Uma professora e diversas alunas do curso de Medicina encaminharam a imagem para Martins, advogada e referência feminista em Blumenau. Ela então compartilhou a foto em sua conta do Facebook, com a legenda “Bacana futuros médicos. Vergonha. Muita vergonha”.
Conforme a sentença de 2021, “após 16 horas dessa publicação, mais de 120 compartilhamentos haviam sido feitos”. A repercussão se concentrou entre as pessoas da cidade, inicialmente, mas tomou cada vez mais atenção.

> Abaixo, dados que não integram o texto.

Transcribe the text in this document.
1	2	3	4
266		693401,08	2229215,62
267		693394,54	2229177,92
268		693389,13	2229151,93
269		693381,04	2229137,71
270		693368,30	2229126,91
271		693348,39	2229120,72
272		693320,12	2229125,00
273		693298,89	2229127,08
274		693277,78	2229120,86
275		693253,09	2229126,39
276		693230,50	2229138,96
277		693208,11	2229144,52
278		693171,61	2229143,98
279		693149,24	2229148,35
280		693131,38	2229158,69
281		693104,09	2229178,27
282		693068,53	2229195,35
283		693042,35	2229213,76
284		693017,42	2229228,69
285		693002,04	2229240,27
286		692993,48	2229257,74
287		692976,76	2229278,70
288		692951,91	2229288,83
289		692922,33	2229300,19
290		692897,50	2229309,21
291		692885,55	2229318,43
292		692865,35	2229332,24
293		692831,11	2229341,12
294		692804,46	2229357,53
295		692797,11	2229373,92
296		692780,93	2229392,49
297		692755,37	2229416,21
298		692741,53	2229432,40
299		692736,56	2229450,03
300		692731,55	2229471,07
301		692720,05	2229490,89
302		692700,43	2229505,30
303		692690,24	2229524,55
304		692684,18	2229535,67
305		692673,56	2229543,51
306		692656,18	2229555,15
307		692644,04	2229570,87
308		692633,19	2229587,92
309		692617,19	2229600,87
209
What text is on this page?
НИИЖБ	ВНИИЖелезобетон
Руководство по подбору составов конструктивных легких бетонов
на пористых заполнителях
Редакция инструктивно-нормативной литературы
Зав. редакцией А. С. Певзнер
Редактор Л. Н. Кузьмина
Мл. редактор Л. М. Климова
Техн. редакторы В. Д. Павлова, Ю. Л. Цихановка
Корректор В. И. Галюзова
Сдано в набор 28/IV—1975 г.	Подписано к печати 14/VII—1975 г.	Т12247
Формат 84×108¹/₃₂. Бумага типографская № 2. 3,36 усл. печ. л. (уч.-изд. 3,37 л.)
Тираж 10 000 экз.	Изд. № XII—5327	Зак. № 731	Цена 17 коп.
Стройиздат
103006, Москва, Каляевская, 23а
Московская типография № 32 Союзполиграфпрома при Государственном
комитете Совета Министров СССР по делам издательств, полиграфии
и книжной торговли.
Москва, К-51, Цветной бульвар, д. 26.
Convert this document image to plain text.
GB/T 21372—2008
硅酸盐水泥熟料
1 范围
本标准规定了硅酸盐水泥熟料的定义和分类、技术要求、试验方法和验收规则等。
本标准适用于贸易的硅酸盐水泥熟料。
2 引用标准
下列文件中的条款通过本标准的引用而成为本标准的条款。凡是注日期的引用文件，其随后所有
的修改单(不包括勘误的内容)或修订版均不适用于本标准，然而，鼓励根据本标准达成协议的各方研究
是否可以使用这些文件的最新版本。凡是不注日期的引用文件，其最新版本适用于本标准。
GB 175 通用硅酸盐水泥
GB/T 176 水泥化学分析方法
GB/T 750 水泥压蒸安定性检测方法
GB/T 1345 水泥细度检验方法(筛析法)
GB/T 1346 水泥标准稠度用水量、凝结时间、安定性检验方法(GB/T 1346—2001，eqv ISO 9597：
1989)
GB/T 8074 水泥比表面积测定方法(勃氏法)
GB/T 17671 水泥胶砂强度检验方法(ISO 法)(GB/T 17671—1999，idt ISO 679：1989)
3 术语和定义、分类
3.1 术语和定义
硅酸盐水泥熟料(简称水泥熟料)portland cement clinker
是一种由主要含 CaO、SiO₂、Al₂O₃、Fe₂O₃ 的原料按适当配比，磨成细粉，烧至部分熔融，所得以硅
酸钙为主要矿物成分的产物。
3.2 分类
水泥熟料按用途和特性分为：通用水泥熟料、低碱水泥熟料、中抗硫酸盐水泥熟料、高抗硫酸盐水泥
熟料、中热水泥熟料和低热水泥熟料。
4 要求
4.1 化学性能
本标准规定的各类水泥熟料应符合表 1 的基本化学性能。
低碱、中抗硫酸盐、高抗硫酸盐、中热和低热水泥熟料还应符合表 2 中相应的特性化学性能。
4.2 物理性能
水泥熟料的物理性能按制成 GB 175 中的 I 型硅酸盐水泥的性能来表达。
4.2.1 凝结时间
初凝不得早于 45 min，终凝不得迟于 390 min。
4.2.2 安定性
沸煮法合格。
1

O caso foi noticiado por diversos veículos nacionais.
A ativista foi intimada na quinta-feira da Semana Santa. “Aquele fim de semana que era para ser de alegria, foi de tristeza”, comenta. Desde então, conforme o processo foi se arrastando por quase sete anos, a tensão também seguia.
O argumento utilizado na estratégia de Martins e Passold incluía reiterar que a foto foi inicialmente compartilhada pelos próprios estudantes. Não se trataria de uma imagem privada e nem incluiria ofensas que justificassem o pedido de indenização por danos morais.
O caso de Rosane foi similar ao da comunicadora Lola Aronovich, que foi processada após compartilhar uma matéria que citava o caso de estupro da jornalista Amanda Audi.
A ativista conta que, quando enfim o desembargador leu o voto em seu favor na última semana, começou a chorar de alívio. “Eu achei um julgamento extremamente emblemático para nós mulheres, principalmente para dizer o seguinte: nós não podemos nos submeter”, comenta Martins.